Viral infection


Viral infections of the skin are among the most common infections and are also very contagious.

 

One of the most common viral infections is the herpes. There are two subtypes of herpes simplex viruses, Type 1 and Type 2. Type 1 more frequently affects the lips or the nose, while Type 2 is the more common cause of genital herpes.

 

Researchers have found that 85% of the people have antibodies against Type 1. The type 2 herpes virus causes between 20 and 50% of all cases of genital ulceration among the sexually active population.

 

Type 1 infections occur mainly during childhood and Type 2 infections may occur during adolescence. From that moment onwards, the virus stays latent for life in the spinal cord ganglia. Its activation is mainly caused by factors such as: Stress, trauma, menstrual cycle, sunlight and diseases.

 

Blisters filled with clear content are a typical manifestation in the initial stages of herpes infection. At a later stage, they become discoloured or break forming crust. The infection is mainly treated with anti-viral agents. In case of frequent relapses (more than 3 times a year), medicinal prophylaxis is prescribed.

 

Herpes zoster is an acute and very painful viral infection affecting 10 to 20% of the adult population, in particular on the background of underlying immune disorders. Herpes zoster is caused by a virus of the herpes group. Its initial manifestation is paediatric chicken-pox(90% of all cases occur before the age of 20). Following recovery from chicken-pox, similarly to the herpes simplex virus, the herpes zoster virus enters a latent state into the spinal cord ganglia. The chicken-pox rash may affect the skin of the entire body while herpes zoster is usually localised within a specific skin area (dermatome).

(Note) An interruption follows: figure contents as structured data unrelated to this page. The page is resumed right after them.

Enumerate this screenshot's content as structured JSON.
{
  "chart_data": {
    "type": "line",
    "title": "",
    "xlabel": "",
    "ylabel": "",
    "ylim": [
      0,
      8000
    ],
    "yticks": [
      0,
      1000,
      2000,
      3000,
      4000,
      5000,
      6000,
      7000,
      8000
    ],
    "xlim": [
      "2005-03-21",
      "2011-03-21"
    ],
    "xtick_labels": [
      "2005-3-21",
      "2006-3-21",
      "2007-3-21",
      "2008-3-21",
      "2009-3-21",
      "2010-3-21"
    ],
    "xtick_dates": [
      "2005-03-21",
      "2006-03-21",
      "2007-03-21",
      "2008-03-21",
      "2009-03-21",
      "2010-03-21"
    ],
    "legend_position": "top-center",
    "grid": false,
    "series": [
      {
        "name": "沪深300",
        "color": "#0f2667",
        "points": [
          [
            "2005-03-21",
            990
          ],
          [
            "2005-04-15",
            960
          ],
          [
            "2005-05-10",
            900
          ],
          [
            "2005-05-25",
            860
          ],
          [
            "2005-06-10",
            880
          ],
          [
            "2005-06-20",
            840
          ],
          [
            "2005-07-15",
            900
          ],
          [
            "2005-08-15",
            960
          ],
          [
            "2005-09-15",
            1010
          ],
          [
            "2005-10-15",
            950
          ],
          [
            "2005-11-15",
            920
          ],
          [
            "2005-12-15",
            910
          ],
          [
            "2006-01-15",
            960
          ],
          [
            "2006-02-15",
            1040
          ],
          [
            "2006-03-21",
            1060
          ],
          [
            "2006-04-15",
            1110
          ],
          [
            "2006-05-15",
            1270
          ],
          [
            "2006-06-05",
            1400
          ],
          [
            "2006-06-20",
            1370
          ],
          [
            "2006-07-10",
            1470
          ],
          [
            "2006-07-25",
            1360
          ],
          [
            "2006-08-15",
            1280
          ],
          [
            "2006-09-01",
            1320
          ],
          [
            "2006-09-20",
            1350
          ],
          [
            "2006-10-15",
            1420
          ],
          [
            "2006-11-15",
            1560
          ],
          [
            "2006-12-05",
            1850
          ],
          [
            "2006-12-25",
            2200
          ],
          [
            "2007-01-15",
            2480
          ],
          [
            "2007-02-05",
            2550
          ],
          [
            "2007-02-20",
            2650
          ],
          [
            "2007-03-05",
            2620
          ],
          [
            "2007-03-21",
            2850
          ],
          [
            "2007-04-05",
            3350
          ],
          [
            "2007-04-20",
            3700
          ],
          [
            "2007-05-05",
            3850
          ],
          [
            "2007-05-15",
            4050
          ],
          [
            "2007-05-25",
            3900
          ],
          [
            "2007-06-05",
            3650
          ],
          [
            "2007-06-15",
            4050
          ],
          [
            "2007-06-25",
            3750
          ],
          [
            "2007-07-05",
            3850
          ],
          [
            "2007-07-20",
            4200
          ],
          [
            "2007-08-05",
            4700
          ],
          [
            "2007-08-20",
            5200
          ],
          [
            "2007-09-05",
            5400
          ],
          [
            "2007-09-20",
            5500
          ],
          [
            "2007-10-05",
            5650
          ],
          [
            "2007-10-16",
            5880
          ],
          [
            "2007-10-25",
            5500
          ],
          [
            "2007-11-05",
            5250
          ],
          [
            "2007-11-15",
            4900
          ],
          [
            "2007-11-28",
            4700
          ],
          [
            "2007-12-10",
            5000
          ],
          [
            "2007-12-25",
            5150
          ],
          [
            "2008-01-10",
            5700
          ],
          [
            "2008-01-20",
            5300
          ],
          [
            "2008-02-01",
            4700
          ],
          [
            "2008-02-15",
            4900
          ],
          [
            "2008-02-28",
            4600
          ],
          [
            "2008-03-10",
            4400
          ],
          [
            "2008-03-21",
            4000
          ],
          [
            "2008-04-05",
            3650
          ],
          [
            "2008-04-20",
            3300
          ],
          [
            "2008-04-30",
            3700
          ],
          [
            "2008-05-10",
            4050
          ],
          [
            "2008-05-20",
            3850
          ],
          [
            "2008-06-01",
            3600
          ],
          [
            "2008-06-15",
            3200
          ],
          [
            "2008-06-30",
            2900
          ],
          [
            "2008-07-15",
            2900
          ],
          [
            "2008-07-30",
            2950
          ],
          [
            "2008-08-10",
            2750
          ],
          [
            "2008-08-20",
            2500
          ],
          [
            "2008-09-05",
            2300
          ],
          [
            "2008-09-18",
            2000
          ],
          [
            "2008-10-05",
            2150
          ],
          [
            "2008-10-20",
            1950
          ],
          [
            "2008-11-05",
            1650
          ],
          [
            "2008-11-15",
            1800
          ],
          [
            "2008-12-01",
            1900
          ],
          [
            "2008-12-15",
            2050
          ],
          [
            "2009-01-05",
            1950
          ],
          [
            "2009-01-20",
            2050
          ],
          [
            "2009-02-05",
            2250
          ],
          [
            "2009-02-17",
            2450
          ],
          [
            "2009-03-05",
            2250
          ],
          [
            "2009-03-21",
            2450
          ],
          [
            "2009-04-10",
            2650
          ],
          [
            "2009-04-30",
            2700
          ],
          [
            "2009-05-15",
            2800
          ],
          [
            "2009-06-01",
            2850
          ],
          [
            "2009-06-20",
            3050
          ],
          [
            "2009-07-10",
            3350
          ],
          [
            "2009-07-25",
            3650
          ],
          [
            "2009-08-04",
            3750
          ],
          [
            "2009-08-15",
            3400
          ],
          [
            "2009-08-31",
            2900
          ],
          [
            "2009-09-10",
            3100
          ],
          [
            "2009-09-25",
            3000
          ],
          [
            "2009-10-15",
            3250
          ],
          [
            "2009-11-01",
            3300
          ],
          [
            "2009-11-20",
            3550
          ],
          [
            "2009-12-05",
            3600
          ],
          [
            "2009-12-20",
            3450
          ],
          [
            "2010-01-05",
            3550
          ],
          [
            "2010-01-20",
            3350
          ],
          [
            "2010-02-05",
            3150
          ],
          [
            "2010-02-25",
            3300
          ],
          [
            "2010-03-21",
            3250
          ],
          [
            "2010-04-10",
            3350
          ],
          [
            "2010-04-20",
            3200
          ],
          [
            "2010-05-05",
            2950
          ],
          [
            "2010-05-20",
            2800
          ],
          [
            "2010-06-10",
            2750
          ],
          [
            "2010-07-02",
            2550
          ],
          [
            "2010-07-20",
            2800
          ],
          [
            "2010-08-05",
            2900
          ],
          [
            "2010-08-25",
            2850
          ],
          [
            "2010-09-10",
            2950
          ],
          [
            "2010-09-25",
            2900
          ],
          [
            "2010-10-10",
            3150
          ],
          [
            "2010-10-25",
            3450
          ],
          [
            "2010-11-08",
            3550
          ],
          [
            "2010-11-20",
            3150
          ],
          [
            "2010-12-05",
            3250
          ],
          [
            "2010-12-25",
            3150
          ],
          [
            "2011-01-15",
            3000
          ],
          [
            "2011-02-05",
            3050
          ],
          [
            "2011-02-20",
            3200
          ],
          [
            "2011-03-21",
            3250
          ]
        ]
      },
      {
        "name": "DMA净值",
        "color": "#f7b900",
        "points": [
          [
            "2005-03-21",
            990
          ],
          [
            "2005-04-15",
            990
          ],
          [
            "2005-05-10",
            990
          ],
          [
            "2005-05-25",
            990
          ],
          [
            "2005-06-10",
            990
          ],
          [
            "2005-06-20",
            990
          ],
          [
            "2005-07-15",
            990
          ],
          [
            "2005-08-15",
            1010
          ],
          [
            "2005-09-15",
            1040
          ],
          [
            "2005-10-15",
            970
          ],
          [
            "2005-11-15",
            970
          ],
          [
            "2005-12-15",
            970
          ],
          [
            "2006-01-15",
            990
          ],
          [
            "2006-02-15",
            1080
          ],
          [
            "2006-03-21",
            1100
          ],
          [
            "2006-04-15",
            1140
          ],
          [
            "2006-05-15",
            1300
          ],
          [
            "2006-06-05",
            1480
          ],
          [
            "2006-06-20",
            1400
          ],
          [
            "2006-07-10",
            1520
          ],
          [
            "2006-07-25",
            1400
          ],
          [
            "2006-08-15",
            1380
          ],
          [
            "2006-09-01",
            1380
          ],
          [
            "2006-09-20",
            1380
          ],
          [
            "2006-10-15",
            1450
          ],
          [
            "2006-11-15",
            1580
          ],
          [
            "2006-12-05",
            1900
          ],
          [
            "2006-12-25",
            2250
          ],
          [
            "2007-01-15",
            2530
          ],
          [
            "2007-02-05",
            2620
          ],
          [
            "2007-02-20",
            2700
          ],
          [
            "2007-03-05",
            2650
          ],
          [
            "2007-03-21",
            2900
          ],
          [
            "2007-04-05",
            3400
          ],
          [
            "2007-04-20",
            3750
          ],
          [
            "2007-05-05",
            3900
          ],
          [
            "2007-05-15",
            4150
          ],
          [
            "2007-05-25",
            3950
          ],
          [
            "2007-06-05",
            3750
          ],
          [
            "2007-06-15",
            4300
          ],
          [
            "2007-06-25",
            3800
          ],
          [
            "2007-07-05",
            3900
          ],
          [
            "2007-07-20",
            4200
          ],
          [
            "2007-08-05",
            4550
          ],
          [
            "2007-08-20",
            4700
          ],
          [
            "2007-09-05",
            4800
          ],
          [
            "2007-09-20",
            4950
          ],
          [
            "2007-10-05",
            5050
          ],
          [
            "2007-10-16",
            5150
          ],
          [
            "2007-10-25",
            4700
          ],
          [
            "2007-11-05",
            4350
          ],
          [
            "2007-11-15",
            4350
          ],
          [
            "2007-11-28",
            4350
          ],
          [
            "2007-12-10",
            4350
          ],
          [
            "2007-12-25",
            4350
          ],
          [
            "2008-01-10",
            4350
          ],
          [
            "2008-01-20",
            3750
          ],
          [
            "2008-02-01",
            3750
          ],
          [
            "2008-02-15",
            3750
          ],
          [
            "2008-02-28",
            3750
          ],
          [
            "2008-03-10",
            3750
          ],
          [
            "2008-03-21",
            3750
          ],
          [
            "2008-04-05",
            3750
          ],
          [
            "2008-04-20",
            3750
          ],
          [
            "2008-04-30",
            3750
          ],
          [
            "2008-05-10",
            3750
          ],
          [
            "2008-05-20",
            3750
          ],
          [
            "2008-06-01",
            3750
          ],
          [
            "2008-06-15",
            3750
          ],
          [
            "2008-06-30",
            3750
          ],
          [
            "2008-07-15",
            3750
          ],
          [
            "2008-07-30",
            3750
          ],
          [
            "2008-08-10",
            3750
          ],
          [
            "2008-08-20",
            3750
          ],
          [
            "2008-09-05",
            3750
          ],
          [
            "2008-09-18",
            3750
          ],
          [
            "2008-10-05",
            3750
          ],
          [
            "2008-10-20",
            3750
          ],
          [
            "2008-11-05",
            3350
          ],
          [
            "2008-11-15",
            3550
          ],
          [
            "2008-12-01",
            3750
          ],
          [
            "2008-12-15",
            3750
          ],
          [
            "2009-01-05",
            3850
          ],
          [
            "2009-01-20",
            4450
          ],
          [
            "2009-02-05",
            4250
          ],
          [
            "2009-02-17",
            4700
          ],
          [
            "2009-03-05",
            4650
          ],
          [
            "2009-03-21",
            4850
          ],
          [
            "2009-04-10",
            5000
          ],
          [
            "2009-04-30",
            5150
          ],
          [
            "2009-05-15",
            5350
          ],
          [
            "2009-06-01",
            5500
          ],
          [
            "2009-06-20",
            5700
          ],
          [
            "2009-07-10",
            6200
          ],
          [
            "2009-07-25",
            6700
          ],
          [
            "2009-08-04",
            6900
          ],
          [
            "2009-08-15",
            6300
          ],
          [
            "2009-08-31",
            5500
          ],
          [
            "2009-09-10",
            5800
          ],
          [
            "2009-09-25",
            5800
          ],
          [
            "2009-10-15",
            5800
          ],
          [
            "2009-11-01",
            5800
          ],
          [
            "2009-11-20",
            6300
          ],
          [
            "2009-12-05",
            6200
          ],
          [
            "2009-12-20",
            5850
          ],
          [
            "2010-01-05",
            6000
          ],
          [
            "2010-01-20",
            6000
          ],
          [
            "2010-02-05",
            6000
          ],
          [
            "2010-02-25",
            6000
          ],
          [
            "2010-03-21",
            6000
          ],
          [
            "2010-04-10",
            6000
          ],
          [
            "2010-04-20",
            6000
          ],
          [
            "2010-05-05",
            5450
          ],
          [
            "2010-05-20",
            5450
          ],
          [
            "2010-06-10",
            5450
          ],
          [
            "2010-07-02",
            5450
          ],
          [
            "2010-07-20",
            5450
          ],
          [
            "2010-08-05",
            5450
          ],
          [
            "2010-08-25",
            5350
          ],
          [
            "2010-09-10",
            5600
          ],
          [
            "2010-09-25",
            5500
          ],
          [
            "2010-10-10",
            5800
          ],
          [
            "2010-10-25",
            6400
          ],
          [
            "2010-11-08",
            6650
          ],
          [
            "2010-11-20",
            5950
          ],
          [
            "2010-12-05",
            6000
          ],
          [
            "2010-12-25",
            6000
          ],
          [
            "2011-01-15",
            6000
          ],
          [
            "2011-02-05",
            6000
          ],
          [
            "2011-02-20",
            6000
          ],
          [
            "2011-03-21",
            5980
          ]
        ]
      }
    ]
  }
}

Pain that may last for months is a typical manifestation of herpes zoster. Anti-viral agents at larger doses are usually administered as treatment.

 

Warts are common and non-malignant skin growths caused by the human papillomavirus. They affect about 10% of the population.

 

The most common forms of warts are:

- Common warts – they usually occur on the fingers, around the nails, and on the back side of the hands. They are raised, roundish, thick and with rough surface.

 

- Flat warts – they are small, about the size of a pinhead and have the same colour as the skin or are slightly darker. Their number may reach a few dozen and they are mainly located on the face. They are easily dispersed by shaving and scratching.

 

- Plantar warts – they usually grow on the inside because of the pressure applied by the body and may be spotted only after they start causing pain and discomfort during walking.

 

- Genital warts (condyloma) – they are sexually transmitted and usually manifest themselves several months after the sexual contact. They may be single or multiple, with an uneven surface similar to raspberry or cauliflower. They are small in the beginning, however, if left untreated, they may become huge.

 

Different methods and agents are used for warts treatment, depending on their type, number, size, the affected area and the patient's age. Most commonly, cryotherapy (liquid nitrogen), electric coagulation, laser therapy and different medications and local preparations are administered.

 

Another common viral infection is the molluscum contagiosum. It is more typical in children, however, it may also be sexually transmitted. It affects about 5% of the population. They are smooth, pink or skin-coloured, pearl-like knots, slightly depressed in the centre. They may be single or multiple and are easily transmitted by scratching. The most recommended treatment method is curettage.